Steroid mouth rinse– Betamethasone sodium phosphate (Betnesol mouthwash/Diprolene) one 0.5mg tablet dissolved in 5 to 10 ml of water. Patients rinse using this solution four times a day (after meals and before bed) whenever lesions are present. Another method is for the patient to mix about 1/4 inch of Fluocinonide (Lidex) cream or gel in four ounces of water. This mouth rinse is used the same way that betamethasone is used. Remember–Never swallow a steroid mouth rinse! Steroids are powerful drugs and mouth rinses made with them should be used sparingly since they can have systemic effects, even when used topically.

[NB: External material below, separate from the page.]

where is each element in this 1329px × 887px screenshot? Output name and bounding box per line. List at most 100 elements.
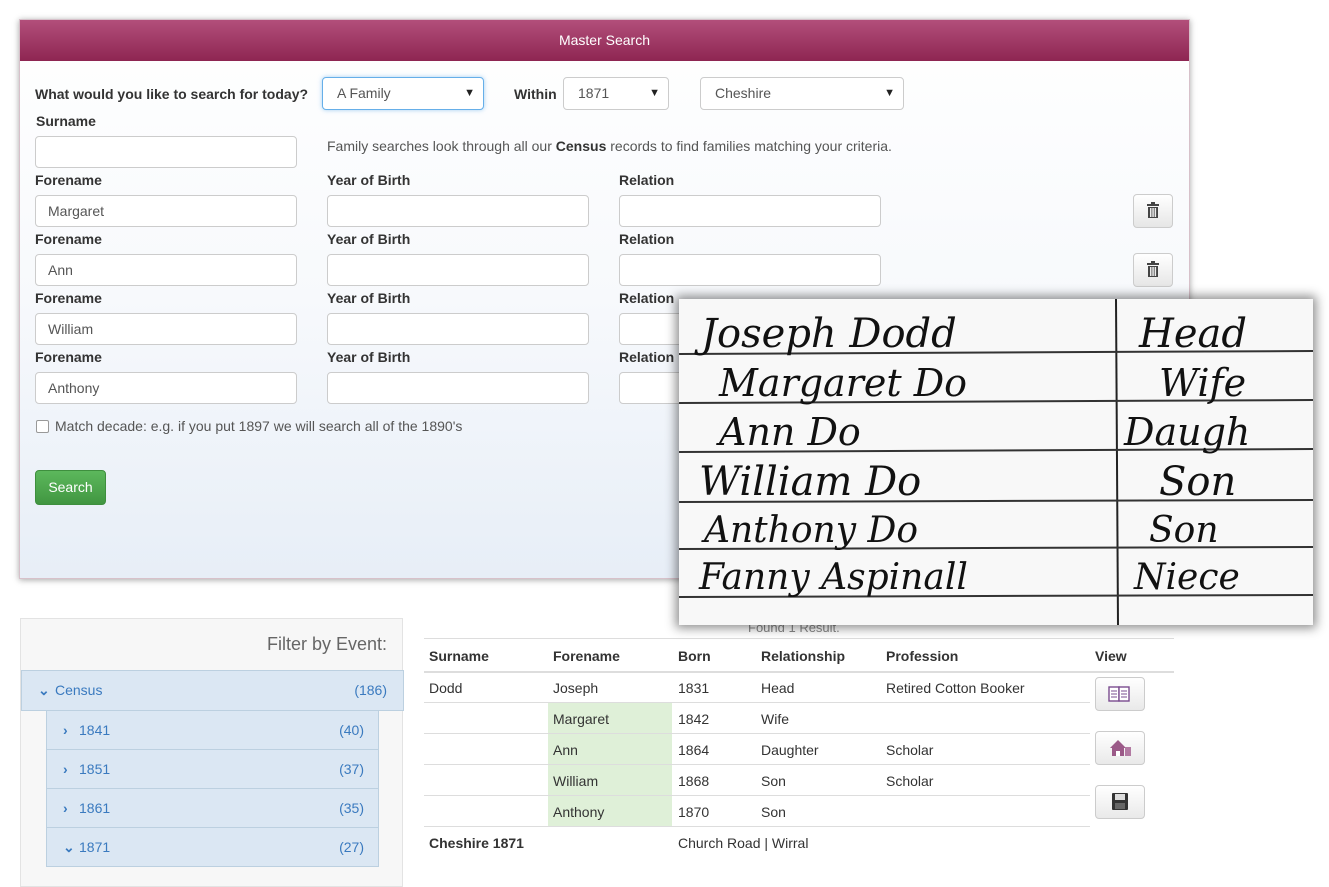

Avoid oral products containing sodium lauryl sulfateas studies have implicated this common ingredient as a causative factor in the formation of aphthous.
More information on treatment modalities for major and minor aphthous can be found by clicking here.
Lichen Planus is actually a dermatological autoimmune disease that is often first diagnosed by a dentist due to its characteristic appearance in the mouth. In the mouth it appears as a series of filamentous, white, lacy lines on the inside of the cheeks or on nearly any other oral tissue. Lesions can occur on other parts of the body as well, most notably on the skin of the anticubital space (inside of the elbows). Most of these lesions are painless, but sometimes they occur on attached tissue such as the palate where they can be quite painful. They can also cause quite a bit of burning in the mouth when eating sharp foods. The image above is a fairly common presentation, and an obvious diagnosis.
The image above shows a more subtle presentation under the tongue. Click on either image to see it full size. This condition is thought to be an autoimmune condition associated with exposure to drugs to which the patient may be sensitive. It is especially associated with certain antihypertensive drugs, NSAIDs, tetracycline and several sulfonamides, as well as a number of “recreational” drugs. The condition often improves with the cessation of the offending drug. The condition is more of a nuisance than a disability. The oral symptoms are often treated with steroid mouth rinses. If the symptoms are not severe, it is not treated at all. Lichen planus is not a contagious condition. Chronic lichen planus has been known to (very rarely) morph into squamous cell oral cancer.